Consistency supports learnability. Research from Nielsen Norman Group has shown that consistent patterns help users develop mental models.

Designing capabilities rather than features encourages this consistency.

Capability Thinking Changes Roadmaps

Thinking in capabilities also changes product roadmaps. Instead of building isolated features, teams invest in foundational intelligence that supports multiple use cases.

This approach can improve scalability. Teams build once and apply intelligence across workflows.

For example, generative capabilities introduced for drafting may later support summarization and analysis.
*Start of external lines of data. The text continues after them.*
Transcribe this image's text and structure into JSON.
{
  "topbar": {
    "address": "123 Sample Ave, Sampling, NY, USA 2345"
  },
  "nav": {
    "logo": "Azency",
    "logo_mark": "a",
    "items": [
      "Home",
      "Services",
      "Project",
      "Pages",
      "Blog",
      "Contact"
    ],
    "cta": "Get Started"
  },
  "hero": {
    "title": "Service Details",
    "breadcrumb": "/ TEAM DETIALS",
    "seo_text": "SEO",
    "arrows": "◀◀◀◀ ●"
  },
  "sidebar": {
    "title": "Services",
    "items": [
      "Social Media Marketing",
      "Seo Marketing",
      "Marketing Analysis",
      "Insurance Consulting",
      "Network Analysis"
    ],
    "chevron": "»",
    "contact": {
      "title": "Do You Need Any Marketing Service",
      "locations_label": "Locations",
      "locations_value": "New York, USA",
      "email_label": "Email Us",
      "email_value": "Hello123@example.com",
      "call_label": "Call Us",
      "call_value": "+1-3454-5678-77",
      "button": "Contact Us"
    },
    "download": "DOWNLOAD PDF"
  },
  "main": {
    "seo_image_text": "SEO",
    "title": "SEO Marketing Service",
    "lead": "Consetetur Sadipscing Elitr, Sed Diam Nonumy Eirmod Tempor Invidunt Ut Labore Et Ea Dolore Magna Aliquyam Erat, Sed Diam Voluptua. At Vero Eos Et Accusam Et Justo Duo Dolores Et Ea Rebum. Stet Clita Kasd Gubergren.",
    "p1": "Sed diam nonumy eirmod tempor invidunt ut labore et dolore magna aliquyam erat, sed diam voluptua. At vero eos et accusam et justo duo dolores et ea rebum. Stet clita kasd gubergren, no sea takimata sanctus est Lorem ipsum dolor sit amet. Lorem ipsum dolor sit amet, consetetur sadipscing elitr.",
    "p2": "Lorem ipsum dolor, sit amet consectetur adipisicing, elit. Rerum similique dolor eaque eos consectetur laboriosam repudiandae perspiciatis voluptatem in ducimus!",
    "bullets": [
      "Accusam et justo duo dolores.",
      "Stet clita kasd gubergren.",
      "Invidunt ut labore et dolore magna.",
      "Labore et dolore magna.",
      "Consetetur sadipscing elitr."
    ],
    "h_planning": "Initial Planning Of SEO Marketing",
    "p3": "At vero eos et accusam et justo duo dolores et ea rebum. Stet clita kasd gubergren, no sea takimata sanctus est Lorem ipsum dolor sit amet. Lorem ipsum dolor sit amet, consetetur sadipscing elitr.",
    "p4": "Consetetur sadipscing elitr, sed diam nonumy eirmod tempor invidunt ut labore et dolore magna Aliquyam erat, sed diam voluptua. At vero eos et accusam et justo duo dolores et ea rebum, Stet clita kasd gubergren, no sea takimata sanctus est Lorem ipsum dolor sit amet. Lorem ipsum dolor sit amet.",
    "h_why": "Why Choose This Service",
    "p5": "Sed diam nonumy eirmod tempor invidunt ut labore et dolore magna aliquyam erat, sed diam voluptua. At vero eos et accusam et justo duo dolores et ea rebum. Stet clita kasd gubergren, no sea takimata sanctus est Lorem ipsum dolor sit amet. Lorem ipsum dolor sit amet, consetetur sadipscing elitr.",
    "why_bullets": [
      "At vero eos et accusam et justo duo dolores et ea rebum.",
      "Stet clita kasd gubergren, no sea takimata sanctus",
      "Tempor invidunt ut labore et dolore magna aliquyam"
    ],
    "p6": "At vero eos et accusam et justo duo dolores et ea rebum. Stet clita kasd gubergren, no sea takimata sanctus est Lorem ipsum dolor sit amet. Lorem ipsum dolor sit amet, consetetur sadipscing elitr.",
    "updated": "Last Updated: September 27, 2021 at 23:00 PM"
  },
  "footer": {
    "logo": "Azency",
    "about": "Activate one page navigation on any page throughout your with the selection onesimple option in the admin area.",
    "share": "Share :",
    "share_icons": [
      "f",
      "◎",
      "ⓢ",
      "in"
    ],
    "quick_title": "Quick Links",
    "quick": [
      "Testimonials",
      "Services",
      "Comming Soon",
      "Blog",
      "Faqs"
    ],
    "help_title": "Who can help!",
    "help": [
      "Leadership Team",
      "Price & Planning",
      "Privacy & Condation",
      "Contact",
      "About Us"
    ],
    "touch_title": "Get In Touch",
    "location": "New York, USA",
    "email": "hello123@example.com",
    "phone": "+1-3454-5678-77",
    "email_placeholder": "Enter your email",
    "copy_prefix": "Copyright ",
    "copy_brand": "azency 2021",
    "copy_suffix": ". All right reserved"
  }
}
This expansion becomes easier when capabilities are designed intentionally.

Collaboration Across Teams

Capabilities often require cross-team coordination. Multiple teams may rely on shared intelligence. Designers, engineers, and data scientists collaborate to define behavior.

This collaboration influences consistency and usability.

Research from McKinsey & Company has found that organizations scaling AI often shift toward platform thinking. Shared capabilities allow teams to build more efficiently.

This shift reinforces the importance of capability-driven design.

A Shift in Product Thinking

AI capabilities change how teams approach product development. Designers move from designing isolated features to shaping shared intelligence across experiences.

This shift supports scalability and consistency. As AI becomes more integrated into products, capability thinking becomes increasingly important for designing cohesive intelligent systems.